Unpublished Snippets from 84 Ribbons – The Pouch of Stones
When I cleaned out my files, I found several unused story ideas from 84 Ribbons, book one in my ballet trilogy. Here’s one more offering.
The Pouch of Stones
Walks by the bay at the end of our long street were always a chance for my dad and me to connect. We’d talk about school, my dancing, his day, our up-coming vacation plans or whatever a young child and her dad had to share. But that ended abruptly when my dad died suddenly from a fall where he worked in the shipyard. After that, the bay became a gray place with churning water I seldom visited.
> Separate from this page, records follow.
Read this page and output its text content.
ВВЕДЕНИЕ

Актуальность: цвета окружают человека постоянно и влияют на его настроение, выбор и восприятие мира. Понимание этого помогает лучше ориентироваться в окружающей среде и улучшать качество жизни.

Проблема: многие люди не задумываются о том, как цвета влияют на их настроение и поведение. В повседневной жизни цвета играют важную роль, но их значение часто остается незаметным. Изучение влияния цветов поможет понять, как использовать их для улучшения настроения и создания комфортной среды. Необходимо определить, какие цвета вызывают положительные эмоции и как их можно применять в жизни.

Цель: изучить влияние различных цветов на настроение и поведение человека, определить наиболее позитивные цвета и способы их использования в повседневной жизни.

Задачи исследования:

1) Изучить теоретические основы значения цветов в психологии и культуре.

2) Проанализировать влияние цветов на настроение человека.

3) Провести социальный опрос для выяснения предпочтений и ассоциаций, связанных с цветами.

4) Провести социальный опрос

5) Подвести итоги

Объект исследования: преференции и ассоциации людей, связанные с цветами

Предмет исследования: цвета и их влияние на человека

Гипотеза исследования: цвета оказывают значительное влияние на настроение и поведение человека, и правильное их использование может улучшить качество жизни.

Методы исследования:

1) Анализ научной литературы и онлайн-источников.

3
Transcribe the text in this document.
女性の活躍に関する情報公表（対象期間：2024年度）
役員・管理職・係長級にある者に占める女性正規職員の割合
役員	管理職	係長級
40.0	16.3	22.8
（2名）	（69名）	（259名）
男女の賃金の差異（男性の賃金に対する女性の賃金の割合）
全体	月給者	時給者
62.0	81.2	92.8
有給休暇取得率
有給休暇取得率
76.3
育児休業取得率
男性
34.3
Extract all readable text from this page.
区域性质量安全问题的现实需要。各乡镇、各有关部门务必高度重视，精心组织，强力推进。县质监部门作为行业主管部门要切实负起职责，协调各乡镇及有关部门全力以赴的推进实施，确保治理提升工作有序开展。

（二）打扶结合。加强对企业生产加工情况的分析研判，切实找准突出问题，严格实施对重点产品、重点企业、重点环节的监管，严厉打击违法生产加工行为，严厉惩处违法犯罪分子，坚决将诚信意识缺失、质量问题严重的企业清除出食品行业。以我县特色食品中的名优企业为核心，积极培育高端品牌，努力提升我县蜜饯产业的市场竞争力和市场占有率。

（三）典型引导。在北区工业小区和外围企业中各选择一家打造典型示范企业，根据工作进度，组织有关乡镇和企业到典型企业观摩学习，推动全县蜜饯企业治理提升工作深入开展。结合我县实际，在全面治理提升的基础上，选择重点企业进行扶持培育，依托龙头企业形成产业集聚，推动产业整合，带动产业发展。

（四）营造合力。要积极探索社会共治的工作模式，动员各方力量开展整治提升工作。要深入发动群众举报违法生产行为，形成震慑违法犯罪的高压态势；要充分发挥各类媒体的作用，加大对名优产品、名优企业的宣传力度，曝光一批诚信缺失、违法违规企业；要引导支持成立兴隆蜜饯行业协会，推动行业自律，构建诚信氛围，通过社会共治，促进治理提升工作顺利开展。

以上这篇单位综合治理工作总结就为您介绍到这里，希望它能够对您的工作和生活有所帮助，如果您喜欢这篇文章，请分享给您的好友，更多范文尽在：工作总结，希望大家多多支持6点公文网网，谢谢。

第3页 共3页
Then, one summer weekend a few months later, my Uncle Rex came over to help my mom handle my dad’s garage full of tools and other impersonal belongings. When Uncle Rex suggested a walk to the bay I felt a strange sense of fear, but I agreed to walk there with him to return my dad’s bucket of polished stones into the sea.
One by one I tossed the now-smooth stones into the sea with as much force as my young arm could gather. I cried remembering my dad and our walks to the bay. I wished I was breaking windows so there’s be a sound to tie to my missing father, but there was none.
When the bucket was nearly empty I stopped. Three polished stones remained in the bottom of the bucket. I put them into my pocket and told Uncle Rex, “We can go home now.”
Uncle Rex found a small cloth pouch on my dad’s workbench and helped me slip the stones inside. For a dozen years I kept the pouch of stones with me wherever I went including school, vacations, and as a professional dancer.
Now my life has changed. I’ve returned home, broken, feeling as tumbled as the polished stones in the pouch. Is it time to return these last stones to the sea?
When I lifted my arm, it felt heavy. I cried as a chill slid through me even though it was a warm sunny day. My dad was gone, my career was gone, the man I loved was gone. I let the stones drop from my fingers onto the rocky beach and walked home.
The Truth Behind the Fiction
In the story I include a pouch of polished rocks that Marta carries with her as a token of remembrance of her dad. In truth, I used the stones as a way to pay tribute to my dad. He loved to collect and polish agates. He’d wander the beaches we visited and fill his pockets with stones then sort through and save the ones that promised to be colorful once they were tumbled in various grits of sand.
I also collected stones with him. After he died I continued collecting them but never used his polishing kit. Instead, I’ve selected stones polished by the ocean or weather and kept more than I needed in a basket which required me to look through them and eliminate a few when the basket threatened to overflow.
I’ve narrowed down my collection over the years but I still run my fingers through them, stopping to examine their uniqueness. When I travel I look for one stone to bring home as a remembrance of my travels and a remembrance of my Dad knowing he’d have enjoyed visiting the places I’ve seen around the world.